As that last sentence indicates, Eliza has by that point already flipped her position upside down, and now accepts Darcy’s dark version of Wickham, whereas twenty chapters earlier she accepted Wickham’s “portrait” of Darcy. And that’s how the novel ends in the minds of Janeites---with Darcy wearing a white hat and Wickham a black one.

But what never occurs either to Elizabeth, or to pretty much all of the millions of readers of P&P over the past two centuries, is that Elizabeth has in effect relied too strongly on that ancient proverb. I.e., she has assumed that she is facing a binary choice, and therefore, the enemy of her enemy must be her friend. So, if Wickham and Darcy are mutual enemies, Elizabeth believes she has no choice but to see Wickham as a good guy so long as she sees Darcy as a bad guy; and then, when she fiips, she believes she has no choice but to see Darcy as a good guy, once she sees Wickham as a bad guy.

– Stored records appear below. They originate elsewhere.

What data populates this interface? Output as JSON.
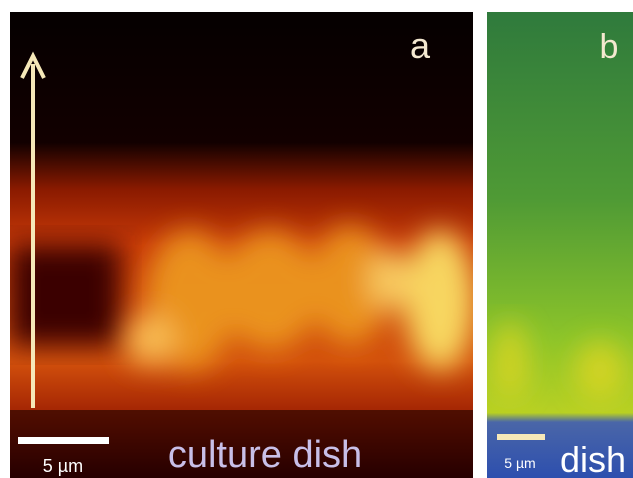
{
  "panels": [
    {
      "label": "a",
      "scale_bar": "5 µm",
      "caption": "culture dish"
    },
    {
      "label": "b",
      "scale_bar": "5 µm",
      "caption": "dish"
    }
  ]
}
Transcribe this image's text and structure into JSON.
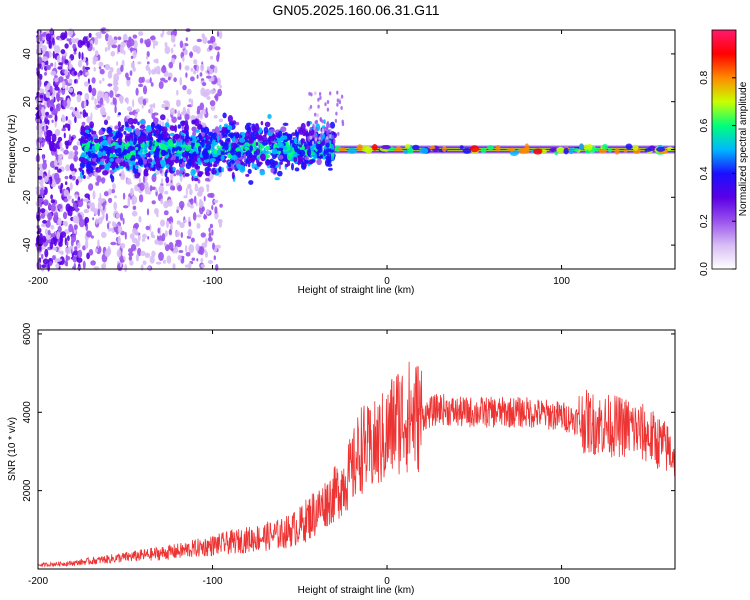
{
  "figure": {
    "title": "GN05.2025.160.06.31.G11"
  },
  "colors": {
    "snr_line": "#ee3333",
    "colormap": [
      "#ffffff",
      "#d7bdf5",
      "#9a52ee",
      "#5a00e6",
      "#1a10ff",
      "#00b8ff",
      "#00ff7a",
      "#c9ff00",
      "#ff8a00",
      "#ff0000",
      "#ff1a6e"
    ]
  },
  "chart_data": [
    {
      "type": "heatmap",
      "xlabel": "Height of straight line (km)",
      "ylabel": "Frequency (Hz)",
      "xlim": [
        -200,
        165
      ],
      "ylim": [
        -50,
        50
      ],
      "xticks": [
        -200,
        -100,
        0,
        100
      ],
      "yticks": [
        -40,
        -20,
        0,
        20,
        40
      ],
      "colorbar": {
        "label": "Normalized spectral amplitude",
        "range": [
          0,
          1
        ],
        "ticks": [
          0.0,
          0.2,
          0.4,
          0.6,
          0.8
        ]
      },
      "features": {
        "noise_scatter_range_km": [
          -200,
          -95
        ],
        "ridge_frequency_hz": 0,
        "ridge_start_km": -175,
        "strong_ridge_start_km": -30
      }
    },
    {
      "type": "line",
      "xlabel": "Height of straight line (km)",
      "ylabel": "SNR (10 * v/v)",
      "xlim": [
        -200,
        165
      ],
      "ylim": [
        0,
        6100
      ],
      "xticks": [
        -200,
        -100,
        0,
        100
      ],
      "yticks": [
        2000,
        4000,
        6000
      ],
      "series": [
        {
          "x": [
            -200,
            -180,
            -160,
            -140,
            -120,
            -100,
            -80,
            -60,
            -50,
            -40,
            -30,
            -20,
            -15,
            -10,
            0,
            5,
            10,
            20,
            30,
            40,
            60,
            80,
            100,
            120,
            140,
            150,
            160,
            165
          ],
          "y": [
            100,
            150,
            250,
            350,
            450,
            600,
            750,
            900,
            1100,
            1500,
            1900,
            2500,
            3100,
            3000,
            3400,
            3800,
            3900,
            3900,
            4100,
            4000,
            4000,
            4000,
            3900,
            3700,
            3600,
            3400,
            3100,
            2900
          ]
        }
      ]
    }
  ]
}
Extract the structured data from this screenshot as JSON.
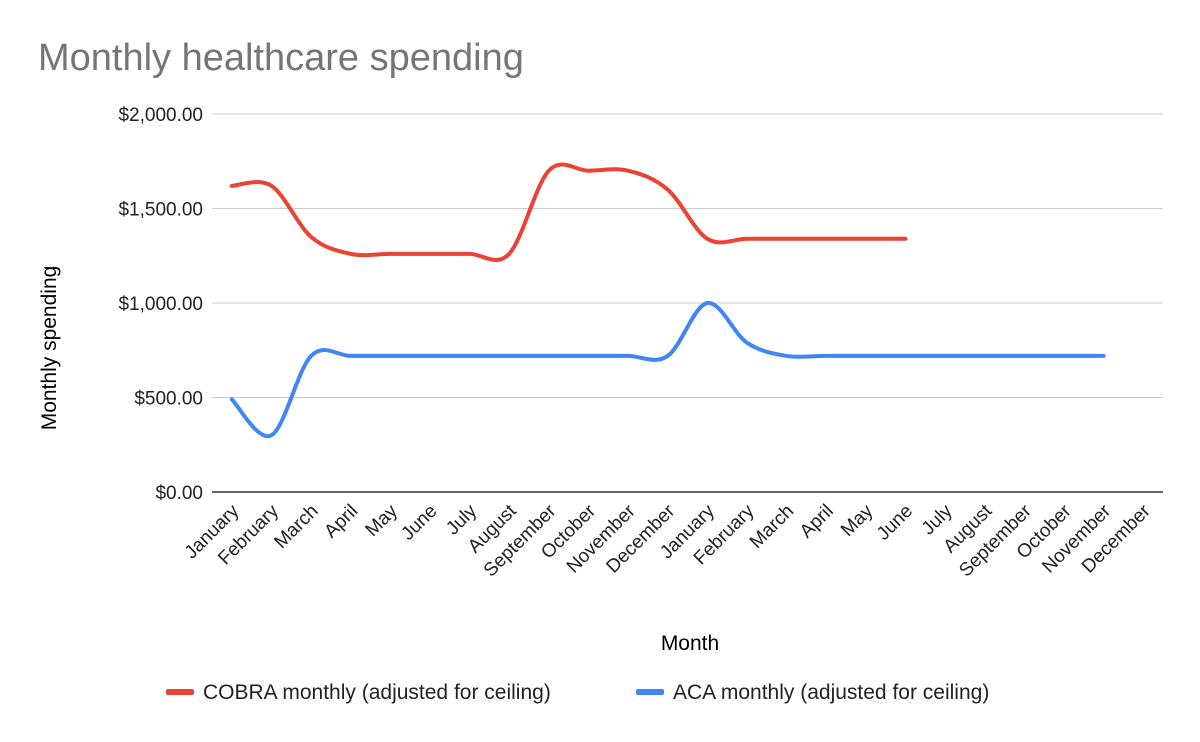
{
  "chart_data": {
    "type": "line",
    "title": "Monthly healthcare spending",
    "xlabel": "Month",
    "ylabel": "Monthly spending",
    "ylim": [
      0,
      2000
    ],
    "yticks": [
      "$0.00",
      "$500.00",
      "$1,000.00",
      "$1,500.00",
      "$2,000.00"
    ],
    "ytick_values": [
      0,
      500,
      1000,
      1500,
      2000
    ],
    "grid": true,
    "legend_position": "bottom",
    "categories": [
      "January",
      "February",
      "March",
      "April",
      "May",
      "June",
      "July",
      "August",
      "September",
      "October",
      "November",
      "December",
      "January",
      "February",
      "March",
      "April",
      "May",
      "June",
      "July",
      "August",
      "September",
      "October",
      "November",
      "December"
    ],
    "series": [
      {
        "name": "COBRA monthly (adjusted for ceiling)",
        "color": "#ea4335",
        "values": [
          1620,
          1620,
          1350,
          1260,
          1260,
          1260,
          1260,
          1260,
          1700,
          1700,
          1700,
          1600,
          1340,
          1340,
          1340,
          1340,
          1340,
          1340,
          null,
          null,
          null,
          null,
          null,
          null
        ]
      },
      {
        "name": "ACA monthly (adjusted for ceiling)",
        "color": "#4285f4",
        "values": [
          490,
          300,
          720,
          720,
          720,
          720,
          720,
          720,
          720,
          720,
          720,
          720,
          1000,
          790,
          720,
          720,
          720,
          720,
          720,
          720,
          720,
          720,
          720,
          null
        ]
      }
    ]
  }
}
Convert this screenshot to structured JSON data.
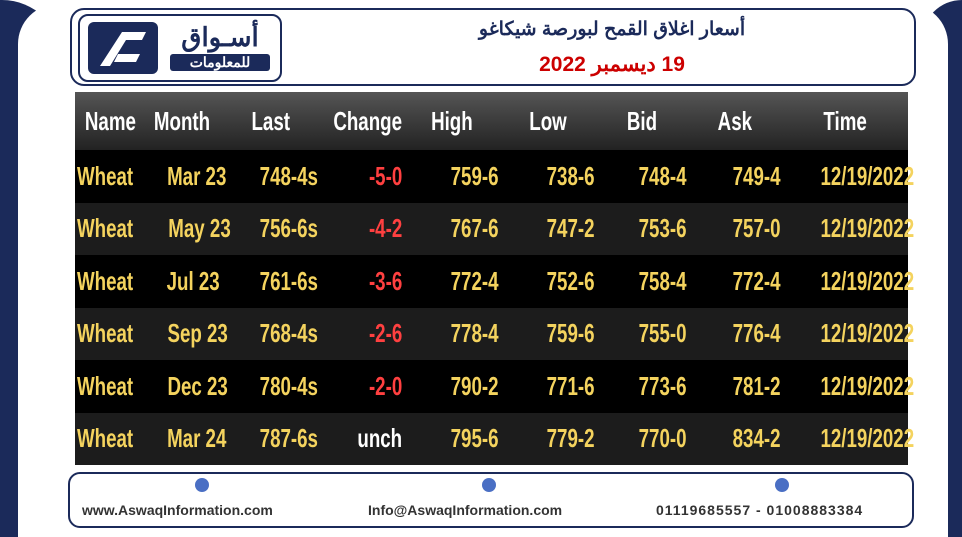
{
  "header": {
    "logo_title": "أسـواق",
    "logo_subtitle": "للمعلومات",
    "title": "أسعار اغلاق القمح لبورصة شيكاغو",
    "subtitle": "19 ديسمبر 2022"
  },
  "table": {
    "columns": [
      "Name",
      "Month",
      "Last",
      "Change",
      "High",
      "Low",
      "Bid",
      "Ask",
      "Time"
    ],
    "rows": [
      [
        "Wheat",
        "Mar 23",
        "748-4s",
        "-5-0",
        "759-6",
        "738-6",
        "748-4",
        "749-4",
        "12/19/2022"
      ],
      [
        "Wheat",
        "May 23",
        "756-6s",
        "-4-2",
        "767-6",
        "747-2",
        "753-6",
        "757-0",
        "12/19/2022"
      ],
      [
        "Wheat",
        "Jul 23",
        "761-6s",
        "-3-6",
        "772-4",
        "752-6",
        "758-4",
        "772-4",
        "12/19/2022"
      ],
      [
        "Wheat",
        "Sep 23",
        "768-4s",
        "-2-6",
        "778-4",
        "759-6",
        "755-0",
        "776-4",
        "12/19/2022"
      ],
      [
        "Wheat",
        "Dec 23",
        "780-4s",
        "-2-0",
        "790-2",
        "771-6",
        "773-6",
        "781-2",
        "12/19/2022"
      ],
      [
        "Wheat",
        "Mar 24",
        "787-6s",
        "unch",
        "795-6",
        "779-2",
        "770-0",
        "834-2",
        "12/19/2022"
      ]
    ]
  },
  "footer": {
    "website": "www.AswaqInformation.com",
    "email": "Info@AswaqInformation.com",
    "phones": "01119685557 - 01008883384"
  }
}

So, what if, in the fictional universe of the shadow story of P&P that I’ve been writing about for a decade, not only Wickham, but also Darcy, both turn out to be bad guys who happen to be enemies of each other? Or, drawing on the political analogy I’ve been making, what if not only Cruz, but also Trump, are both bad guys who happen to be enemies of each other?

That is the one scenario that never occurs to Elizabeth –that Darcy and Wickham are both adept at trashing the reputation of the other, because they are both justified in their attacks on the other!

Elizabeth should have listened to the whispering pundit (who I long ago identified as none other than sister Mary Bennet) who tries to warn Elizabeth to stay away from both Wickham and Darcy:

“The gentlemen came; and she thought he looked as if he would have answered her hopes; but, alas! the ladies had crowded round the table, where Miss Bennet was making tea, and Elizabeth pouring out the coffee, in so close a confederacy that there was not a single vacancy near her which would admit of a chair. And on the gentlemen's approaching, one of the girls moved closer to her than ever, and said, in a whisper: "The men shan't come and part us, I am determined. We want none of them; do we?"

Indeed, when it comes to the Republican slate of Presidential candidates, I want none of them!